= Kitty in My Pocket =

Collection of toy figures released by Vivid Imaginations

Logo for the Just Play release

Kitty in My Pocket is a collection of small toy cat figurines that was first released in 1994 by Vivid Imaginations. As well the toys being sold individually in blind packets they were also sold in blister-packaged groups and large playsets. In 2007 the line was re-released by Corinthian Marketing/MEG Toys with the same concept but with different designs for the cats. In 2009 the Kitty in My Pocket line was discontinued, yet again. In 2015, a company called Just Play re-released the line. As before the toys were sold in individual blind bags and in playsets.
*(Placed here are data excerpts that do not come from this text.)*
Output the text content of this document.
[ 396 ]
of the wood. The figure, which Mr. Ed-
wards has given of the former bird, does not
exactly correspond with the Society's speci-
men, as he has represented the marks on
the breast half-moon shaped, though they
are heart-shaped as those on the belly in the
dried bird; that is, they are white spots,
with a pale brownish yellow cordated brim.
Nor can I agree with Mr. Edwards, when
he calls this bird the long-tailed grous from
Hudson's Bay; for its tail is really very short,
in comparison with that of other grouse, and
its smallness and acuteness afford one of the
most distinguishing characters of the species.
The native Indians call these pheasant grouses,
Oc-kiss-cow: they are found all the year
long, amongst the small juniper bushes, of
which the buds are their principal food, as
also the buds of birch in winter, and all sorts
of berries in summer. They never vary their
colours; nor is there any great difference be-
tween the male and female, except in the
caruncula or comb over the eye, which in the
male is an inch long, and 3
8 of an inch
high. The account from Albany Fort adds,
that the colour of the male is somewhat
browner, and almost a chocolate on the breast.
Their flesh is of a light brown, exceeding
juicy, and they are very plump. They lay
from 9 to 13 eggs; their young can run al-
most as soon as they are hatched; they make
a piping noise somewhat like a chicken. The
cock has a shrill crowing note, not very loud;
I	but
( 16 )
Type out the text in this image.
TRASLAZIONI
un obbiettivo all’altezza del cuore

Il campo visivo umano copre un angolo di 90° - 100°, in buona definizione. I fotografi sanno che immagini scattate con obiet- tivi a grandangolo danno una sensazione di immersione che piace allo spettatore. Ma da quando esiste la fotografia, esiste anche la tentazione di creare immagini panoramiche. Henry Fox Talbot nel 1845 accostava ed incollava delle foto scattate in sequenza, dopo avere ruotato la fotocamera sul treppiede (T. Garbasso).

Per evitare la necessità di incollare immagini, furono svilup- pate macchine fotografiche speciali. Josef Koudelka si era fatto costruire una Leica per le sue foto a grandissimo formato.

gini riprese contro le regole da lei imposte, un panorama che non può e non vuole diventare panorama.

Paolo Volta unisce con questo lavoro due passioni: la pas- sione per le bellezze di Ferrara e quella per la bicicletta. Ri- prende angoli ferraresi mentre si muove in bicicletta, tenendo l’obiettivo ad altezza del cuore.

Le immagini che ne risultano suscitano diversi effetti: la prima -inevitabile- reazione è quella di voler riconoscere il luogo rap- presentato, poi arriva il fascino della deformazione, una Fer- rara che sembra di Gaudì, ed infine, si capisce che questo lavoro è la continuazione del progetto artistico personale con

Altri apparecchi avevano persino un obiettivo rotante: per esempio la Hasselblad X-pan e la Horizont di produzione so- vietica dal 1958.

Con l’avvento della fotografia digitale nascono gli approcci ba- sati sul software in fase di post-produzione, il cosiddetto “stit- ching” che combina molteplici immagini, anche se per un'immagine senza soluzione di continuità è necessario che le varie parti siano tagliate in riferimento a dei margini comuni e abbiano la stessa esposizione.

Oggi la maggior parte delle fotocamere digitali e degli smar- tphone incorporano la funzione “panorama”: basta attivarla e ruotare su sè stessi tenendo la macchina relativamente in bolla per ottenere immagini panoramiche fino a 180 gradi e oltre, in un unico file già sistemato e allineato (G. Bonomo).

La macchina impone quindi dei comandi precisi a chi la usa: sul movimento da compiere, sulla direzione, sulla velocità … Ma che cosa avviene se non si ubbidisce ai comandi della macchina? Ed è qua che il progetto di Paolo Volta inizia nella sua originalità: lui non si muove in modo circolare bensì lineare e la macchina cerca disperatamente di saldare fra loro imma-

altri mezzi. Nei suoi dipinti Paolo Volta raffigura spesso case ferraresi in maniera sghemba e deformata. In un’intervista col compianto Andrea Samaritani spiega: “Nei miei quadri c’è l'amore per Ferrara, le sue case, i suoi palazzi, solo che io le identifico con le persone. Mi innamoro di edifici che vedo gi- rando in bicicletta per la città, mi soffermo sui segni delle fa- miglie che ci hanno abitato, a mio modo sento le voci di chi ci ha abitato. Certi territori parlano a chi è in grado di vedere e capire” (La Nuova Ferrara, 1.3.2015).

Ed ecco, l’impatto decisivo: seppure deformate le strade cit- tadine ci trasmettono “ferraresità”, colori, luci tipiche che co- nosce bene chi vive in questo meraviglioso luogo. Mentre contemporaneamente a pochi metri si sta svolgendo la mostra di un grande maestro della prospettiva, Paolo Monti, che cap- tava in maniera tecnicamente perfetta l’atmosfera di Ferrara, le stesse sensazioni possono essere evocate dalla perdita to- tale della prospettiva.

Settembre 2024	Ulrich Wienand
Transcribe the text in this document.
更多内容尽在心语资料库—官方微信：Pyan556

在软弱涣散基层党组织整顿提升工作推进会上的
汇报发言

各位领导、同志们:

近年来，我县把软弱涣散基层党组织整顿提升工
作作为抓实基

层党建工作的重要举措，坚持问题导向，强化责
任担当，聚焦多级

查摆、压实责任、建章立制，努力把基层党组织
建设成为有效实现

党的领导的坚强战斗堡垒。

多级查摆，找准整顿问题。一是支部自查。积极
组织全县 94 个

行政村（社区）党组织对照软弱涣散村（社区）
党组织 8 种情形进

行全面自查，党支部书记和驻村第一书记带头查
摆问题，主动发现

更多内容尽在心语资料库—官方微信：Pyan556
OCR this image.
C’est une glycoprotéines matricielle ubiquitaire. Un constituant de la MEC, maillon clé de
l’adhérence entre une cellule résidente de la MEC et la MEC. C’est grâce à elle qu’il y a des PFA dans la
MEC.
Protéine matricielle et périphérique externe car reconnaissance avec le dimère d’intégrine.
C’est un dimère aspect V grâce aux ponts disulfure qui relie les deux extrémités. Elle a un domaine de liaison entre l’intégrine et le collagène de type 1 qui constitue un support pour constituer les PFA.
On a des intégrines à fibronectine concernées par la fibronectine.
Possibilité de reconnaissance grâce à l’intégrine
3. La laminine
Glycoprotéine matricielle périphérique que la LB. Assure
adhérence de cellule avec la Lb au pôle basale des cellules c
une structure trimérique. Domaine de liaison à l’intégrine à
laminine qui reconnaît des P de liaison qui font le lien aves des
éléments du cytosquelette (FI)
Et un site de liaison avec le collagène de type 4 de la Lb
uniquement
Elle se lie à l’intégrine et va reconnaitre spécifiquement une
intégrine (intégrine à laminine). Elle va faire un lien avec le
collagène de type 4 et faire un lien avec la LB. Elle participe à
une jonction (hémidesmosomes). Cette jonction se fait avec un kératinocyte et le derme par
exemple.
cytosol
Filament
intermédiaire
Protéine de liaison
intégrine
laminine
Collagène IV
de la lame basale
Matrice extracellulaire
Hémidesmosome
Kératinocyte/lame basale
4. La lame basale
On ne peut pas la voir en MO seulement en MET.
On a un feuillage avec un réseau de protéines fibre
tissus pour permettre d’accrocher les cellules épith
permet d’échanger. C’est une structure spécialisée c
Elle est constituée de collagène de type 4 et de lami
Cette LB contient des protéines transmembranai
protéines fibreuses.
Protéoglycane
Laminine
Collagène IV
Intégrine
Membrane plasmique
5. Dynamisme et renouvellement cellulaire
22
During the late 1990s, the line - as well as the other "in My Pocket" toy lines - combined with the BBC Television programme Animal Hospital and the animal charity RSPCA to create animals that came with "injuries" (a paint that turned red in cold water). Eventually the original "in My Pocket" lines disappeared and fully merged with the Animal Hospital brand name.

== Vivid Imaginations ==

The first generation of toys were initially released in individual blind packets. Later releases came in blister packs containing multiple figures. Family group figures were also released that came with a mother cat, kittens and a basket. A play set was also released that consisted of a large plastic house that folded out and contained accessories.

Two later variations on the line, "Love 'n' Sparkle" (cats that came with glittery stickers) and "Animal Hospital" (cats that had "injuries" that turned red in cold water), returned the blind packet method of distribution as well as continuing blister pack issues. Another large play set house was released with the "Animal Hospital" theme.

== Corinthian Marketing/MEG Toys ==

Logo for the Corinthian Marketing/MEG Toys release

The second generation of toys were released in 2007. They were available in blister packs with multiple figurines and in blind boxes that came with jelly beans and three figurines. The first blister-packaged releases came in jewellery sets called Fashion Packs. These had small figurines that could clip onto pieces of jewellery included with the set.

Later releases included family sets with a mother cat and four kittens.

== Just Play ==
The third generation was released in 2015. Just Play returned the individual blind packet distribution as well as clip-on sets and a clutch handbag playset that came with four figurines.